Wells Fargo CEO Charlie Scharf said: “The conduct at the core of today’s settlements — and the past culture that gave rise to it — are reprehensible and wholly inconsistent with the values on which Wells Fargo was built. Our customers, shareholders and employees deserved more from the leadership of this company. Over the past three years, we’ve made fundamental changes to our business model, compensation programs, leadership and governance. While today’s announcement is a significant step in bringing this chapter to a close, there’s still more work we must do to rebuild the trust we lost. We are committing all necessary resources to ensure that nothing like this happens again, while also driving Wells Fargo forward.”
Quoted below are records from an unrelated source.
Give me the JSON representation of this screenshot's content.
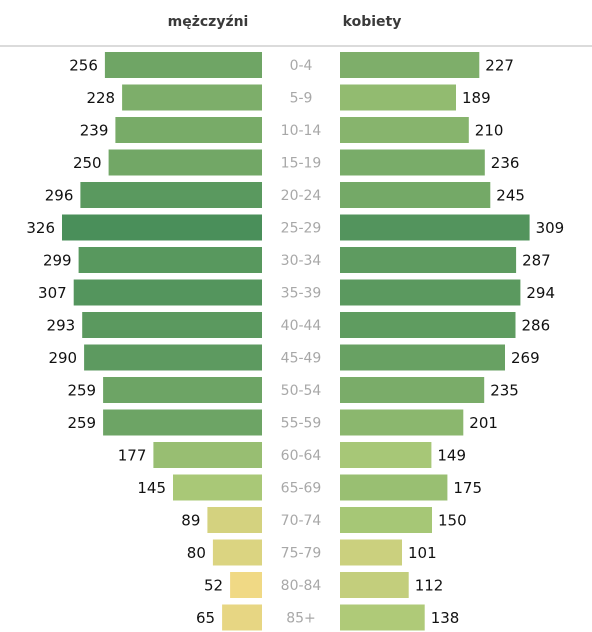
{
  "chart_data": {
    "type": "bar",
    "subtype": "population-pyramid",
    "left_header": "mężczyźni",
    "right_header": "kobiety",
    "categories": [
      "0-4",
      "5-9",
      "10-14",
      "15-19",
      "20-24",
      "25-29",
      "30-34",
      "35-39",
      "40-44",
      "45-49",
      "50-54",
      "55-59",
      "60-64",
      "65-69",
      "70-74",
      "75-79",
      "80-84",
      "85+"
    ],
    "series": [
      {
        "name": "mężczyźni",
        "side": "left",
        "values": [
          256,
          228,
          239,
          250,
          296,
          326,
          299,
          307,
          293,
          290,
          259,
          259,
          177,
          145,
          89,
          80,
          52,
          65
        ]
      },
      {
        "name": "kobiety",
        "side": "right",
        "values": [
          227,
          189,
          210,
          236,
          245,
          309,
          287,
          294,
          286,
          269,
          235,
          201,
          149,
          175,
          150,
          101,
          112,
          138
        ]
      }
    ],
    "color_scale": {
      "low": "#f2d985",
      "mid": "#a8c877",
      "high": "#4a8f5a"
    },
    "grid": false,
    "legend": "none"
  }
}
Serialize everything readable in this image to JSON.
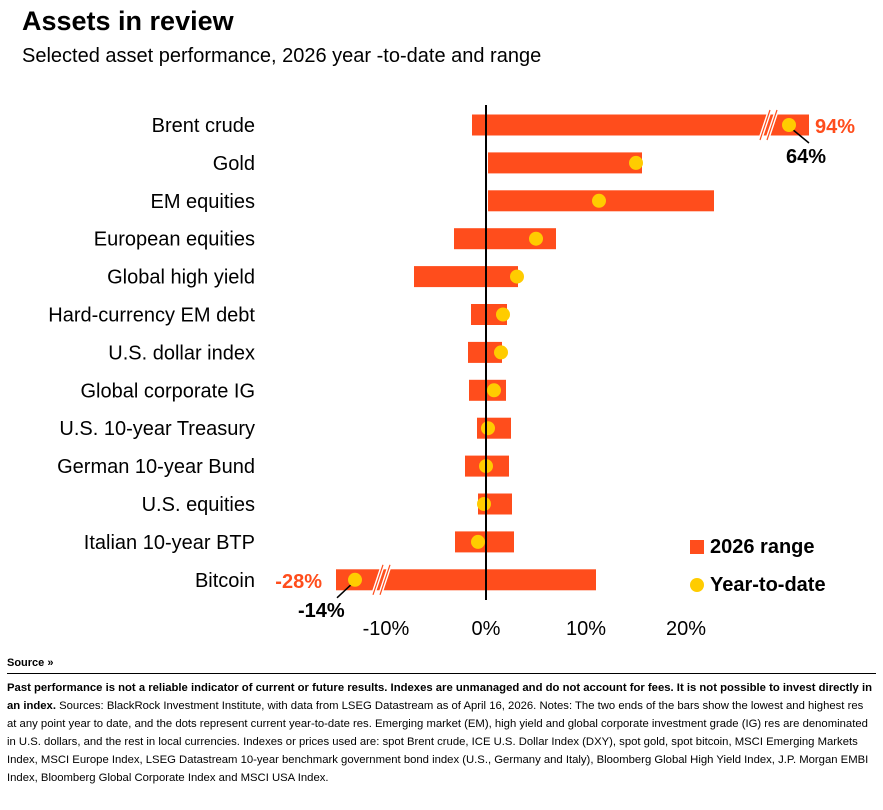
{
  "header": {
    "title": "Assets in review",
    "subtitle": "Selected asset performance, 2026 year   -to-date and range"
  },
  "chart_data": {
    "type": "bar",
    "orientation": "horizontal-range",
    "xlim": [
      -15,
      32
    ],
    "xticks": [
      -10,
      0,
      10,
      20
    ],
    "tick_labels": [
      "-10%",
      "0%",
      "10%",
      "20%"
    ],
    "colors": {
      "range": "#ff4d1c",
      "ytd": "#ffcc00",
      "callout_range": "#ff4d1c",
      "callout_ytd": "#000000"
    },
    "categories": [
      "Brent crude",
      "Gold",
      "EM equities",
      "European equities",
      "Global high yield",
      "Hard-currency EM debt",
      "U.S. dollar index",
      "Global corporate IG",
      "U.S. 10-year Treasury",
      "German 10-year Bund",
      "U.S. equities",
      "Italian 10-year BTP",
      "Bitcoin"
    ],
    "series": [
      {
        "name": "2026 range",
        "low": [
          -1.4,
          0.2,
          0.2,
          -3.2,
          -7.2,
          -1.5,
          -1.8,
          -1.7,
          -0.9,
          -2.1,
          -0.8,
          -3.1,
          -28
        ],
        "high": [
          94,
          15.6,
          22.8,
          7.0,
          3.2,
          2.1,
          1.6,
          2.0,
          2.5,
          2.3,
          2.6,
          2.8,
          11
        ]
      },
      {
        "name": "Year-to-date",
        "values": [
          64,
          15.0,
          11.3,
          5.0,
          3.1,
          1.7,
          1.5,
          0.8,
          0.2,
          0.0,
          -0.2,
          -0.8,
          -14
        ]
      }
    ],
    "breaks": [
      {
        "category": "Brent crude",
        "side": "high",
        "range_label": "94%",
        "ytd_label": "64%"
      },
      {
        "category": "Bitcoin",
        "side": "low",
        "range_label": "-28%",
        "ytd_label": "-14%"
      }
    ],
    "legend": {
      "position": "bottom-right",
      "entries": [
        "2026 range",
        "Year-to-date"
      ]
    }
  },
  "source": {
    "toggle_label": "Source »",
    "disclaimer": "Past performance is not a reliable indicator of current or future results. Indexes are unmanaged and do not account for fees. It is not possible to invest directly in an index.",
    "notes": " Sources: BlackRock Investment Institute, with data from LSEG Datastream as of April 16, 2026. Notes: The two ends of the bars show the lowest and highest res at any point year to date, and the dots represent current year-to-date res. Emerging market (EM), high yield and global corporate investment grade (IG) res are denominated in U.S. dollars, and the rest in local currencies. Indexes or prices used are: spot Brent crude, ICE U.S. Dollar Index (DXY), spot gold, spot bitcoin, MSCI Emerging Markets Index, MSCI Europe Index, LSEG Datastream 10-year benchmark government bond index (U.S., Germany and Italy), Bloomberg Global High Yield Index, J.P. Morgan EMBI Index, Bloomberg Global Corporate Index and MSCI USA Index."
  }
}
As the settlement agreements with the DOJ recognize, Wells Fargo cooperated fully with the government’s investigations.
The resolution includes:
- An agreement with the DOJ that resolves the criminal investigation into sales practice activities in the Community Bank from 2002 to 2016. As part of the agreement, no charges will be filed against Wells Fargo provided Wells Fargo abides by all the terms of the agreement.
- A separate settlement agreement that resolves DOJ’s civil investigation.
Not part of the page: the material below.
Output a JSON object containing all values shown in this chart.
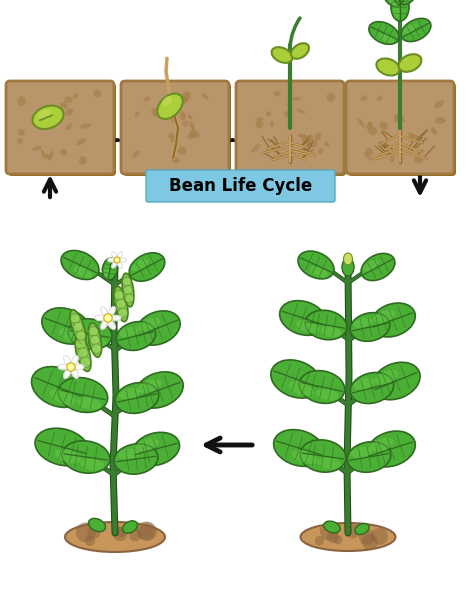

- And a separate administrative order that resolves the SEC’s civil investigation. Wells Fargo has agreed to the establishment of a $500 million Fair Fund for the benefit of investors who were harmed by the conduct covered in the agreement. The Fair Fund is part of the $3 billion settlement.
Wells Fargo had fully accrued for the amount of this settlement as of December 31, 2019.
Remedial actions taken by company since 2016
Since 2016, Wells Fargo has made fundamental changes to its leadership, governance, processes, controls and culture to ensure the misconduct that is the subject of today’s actions can never recur.
These changes include:
- Significant leadership changes: A new CEO and majority of new members on the Operating Committee, Wells Fargo’s senior-most management committee: Significant management changes at all levels of the Community Bank, including senior executives; Reconstitution of a majority of the Board’s independent directors (8 new independent directors), including the majority of Board Committee Chairs.
- Elimination of all product-based sales goals that led to this conduct.
- Implementation of a new incentive compensation structure for retail bankers that rewards them based on customer outcomes and requires risk accountability at all levels.
- Enhancement of the Community Bank’s processes for customer consent and stronger oversight and controls.
- Investment of more than 800,000 hours in learning and development for retail bank employees to support cultural, process and policy changes, with training ongoing.
- Reorganization and centralization of key Company functions, including Risk, Human Resources, Finance, Technology and Data.
- Even before today’s establishment of the Fair Fund, agreement to pay more than $500 million to customers and investors as remediation for harm that resulted from the historical Community Bank sales practices.
As reported by Equipment Finance Advisor, the company earlier this month made organizational, leadership changes. In January, the Office of the Comptroller of the Currency announced record fines for former Wells Fargo execs.